07 | THE STAR

484 107 31
                                    

Makin banyak vote dan komentar, makin semangat aku buat rajin upload. Happy reading ❤️

.

.

.

Sebuah Keyakinan

Kini mereka berada di sebuah kedai kopi yang memperbolehkan pelanggan untuk membawa makanan dari luar karena kedai ini hanya menyediakan minuman. Lokasinya tepat berada di sebelah supermarket. Kedainya kecil. Hanya ada lima kursi pelanggan yang setengahnya kosong. Interiornya bergaya kontemporer. Aroma biji kopi menjadi pengharum alami.

Berbagai jenis nigiri dan sushi dalam kemasan diborong Edgar untuk Bonnie.

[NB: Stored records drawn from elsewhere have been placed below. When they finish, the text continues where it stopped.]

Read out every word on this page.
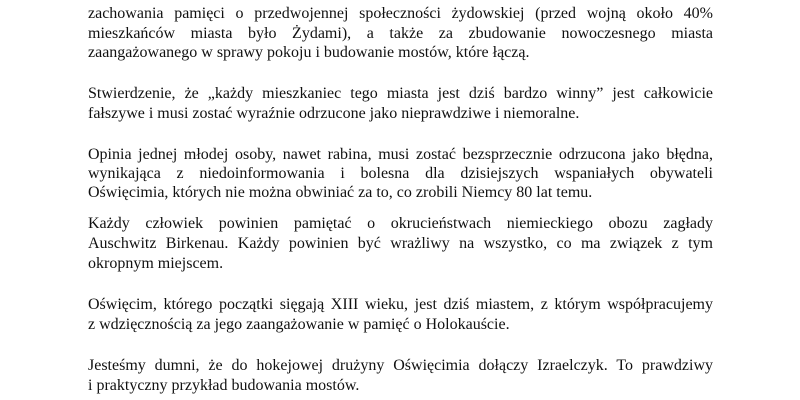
zachowania pamięci o przedwojennej społeczności żydowskiej (przed wojną około 40%
mieszkańców miasta było Żydami), a także za zbudowanie nowoczesnego miasta
zaangażowanego w sprawy pokoju i budowanie mostów, które łączą.
Stwierdzenie, że „każdy mieszkaniec tego miasta jest dziś bardzo winny” jest całkowicie
fałszywe i musi zostać wyraźnie odrzucone jako nieprawdziwe i niemoralne.
Opinia jednej młodej osoby, nawet rabina, musi zostać bezsprzecznie odrzucona jako błędna,
wynikająca z niedoinformowania i bolesna dla dzisiejszych wspaniałych obywateli
Oświęcimia, których nie można obwiniać za to, co zrobili Niemcy 80 lat temu.
Każdy człowiek powinien pamiętać o okrucieństwach niemieckiego obozu zagłady
Auschwitz Birkenau. Każdy powinien być wrażliwy na wszystko, co ma związek z tym
okropnym miejscem.
Oświęcim, którego początki sięgają XIII wieku, jest dziś miastem, z którym współpracujemy
z wdzięcznością za jego zaangażowanie w pamięć o Holokauście.
Jesteśmy dumni, że do hokejowej drużyny Oświęcimia dołączy Izraelczyk. To prawdziwy
i praktyczny przykład budowania mostów.
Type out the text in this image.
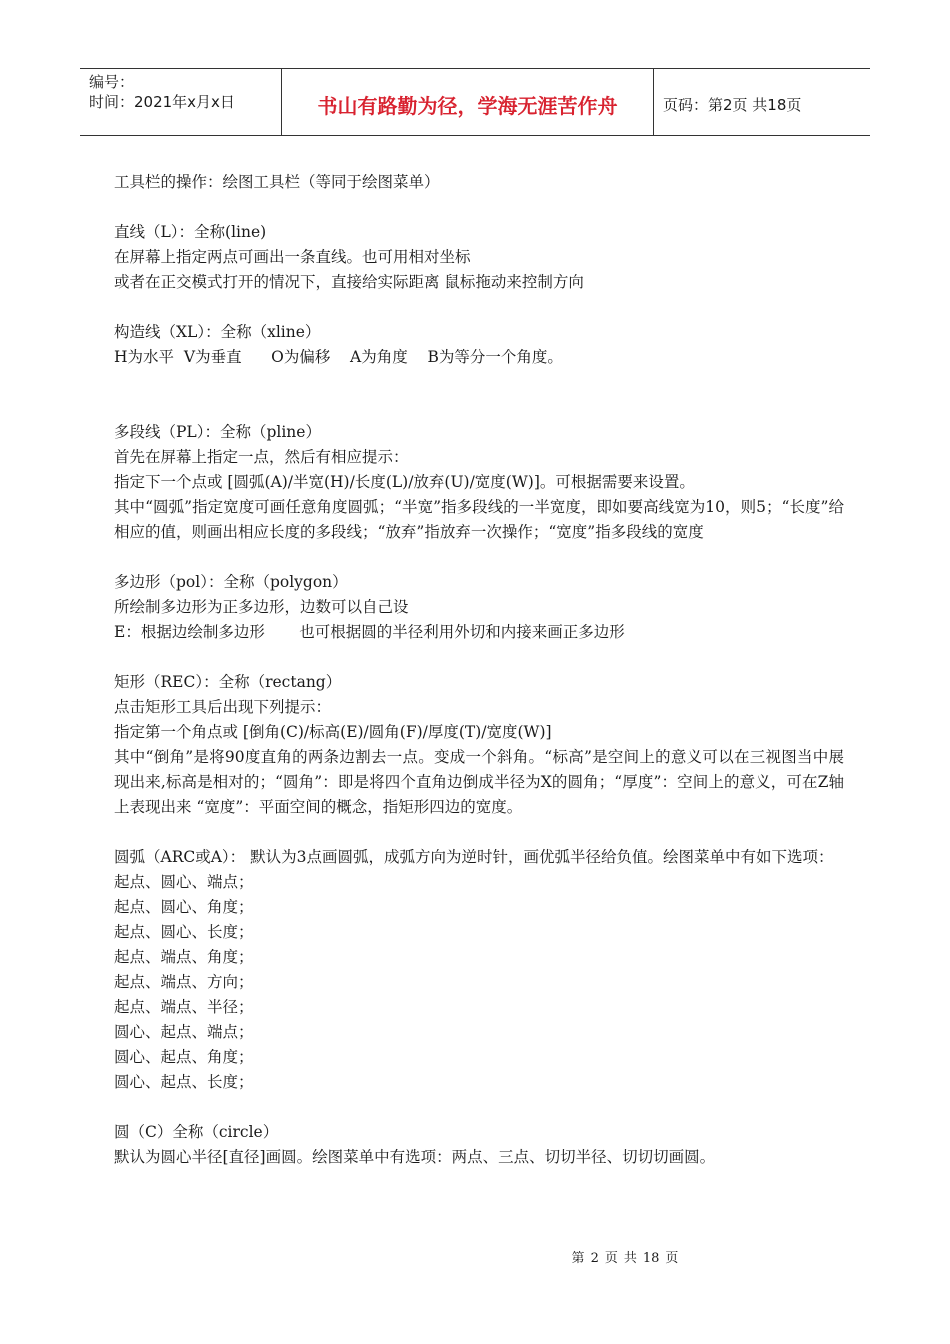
编号：
时间：2021年x月x日	书山有路勤为径，学海无涯苦作舟	页码：第2页 共18页

工具栏的操作：绘图工具栏（等同于绘图菜单）

直线（L）：全称(line)

在屏幕上指定两点可画出一条直线。也可用相对坐标

或者在正交模式打开的情况下，直接给实际距离 鼠标拖动来控制方向

构造线（XL）：全称（xline）

H为水平  V为垂直      O为偏移    A为角度    B为等分一个角度。

多段线（PL）：全称（pline）

首先在屏幕上指定一点，然后有相应提示：

指定下一个点或 [圆弧(A)/半宽(H)/长度(L)/放弃(U)/宽度(W)]。可根据需要来设置。

其中“圆弧”指定宽度可画任意角度圆弧；“半宽”指多段线的一半宽度，即如要高线宽为10，则5；“长度”给相应的值，则画出相应长度的多段线；“放弃”指放弃一次操作；“宽度”指多段线的宽度

多边形（pol）：全称（polygon）

所绘制多边形为正多边形，边数可以自己设

E：根据边绘制多边形       也可根据圆的半径利用外切和内接来画正多边形

矩形（REC）：全称（rectang）

点击矩形工具后出现下列提示：

指定第一个角点或 [倒角(C)/标高(E)/圆角(F)/厚度(T)/宽度(W)]

其中“倒角”是将90度直角的两条边割去一点。变成一个斜角。“标高”是空间上的意义可以在三视图当中展现出来,标高是相对的；“圆角”：即是将四个直角边倒成半径为X的圆角；“厚度”：空间上的意义，可在Z轴上表现出来 “宽度”：平面空间的概念，指矩形四边的宽度。

圆弧（ARC或A）： 默认为3点画圆弧，成弧方向为逆时针，画优弧半径给负值。绘图菜单中有如下选项：

起点、圆心、端点；

起点、圆心、角度；

起点、圆心、长度；

起点、端点、角度；

起点、端点、方向；

起点、端点、半径；

圆心、起点、端点；

圆心、起点、角度；

圆心、起点、长度；

圆（C）全称（circle）

默认为圆心半径[直径]画圆。绘图菜单中有选项：两点、三点、切切半径、切切切画圆。

第 2 页 共 18 页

Ditambah lusinan mochi bermacam varian isian, es krim, katsu, serta takoyaki. Bonnie sampai meringis membayangkan sebegah apa perutnya nanti jika sanggup menghabiskan semua makanan ini.

"Kok cuma dilihatin?"

Edgar datang dengan membawakan dua gelas minuman pesanan mereka. Teh beraroma bergamot untuk Bonnie, dan americano untuknya sendiri. Usai meletakkan minuman di meja, Edgar duduk di kursi sebelah Bonnie.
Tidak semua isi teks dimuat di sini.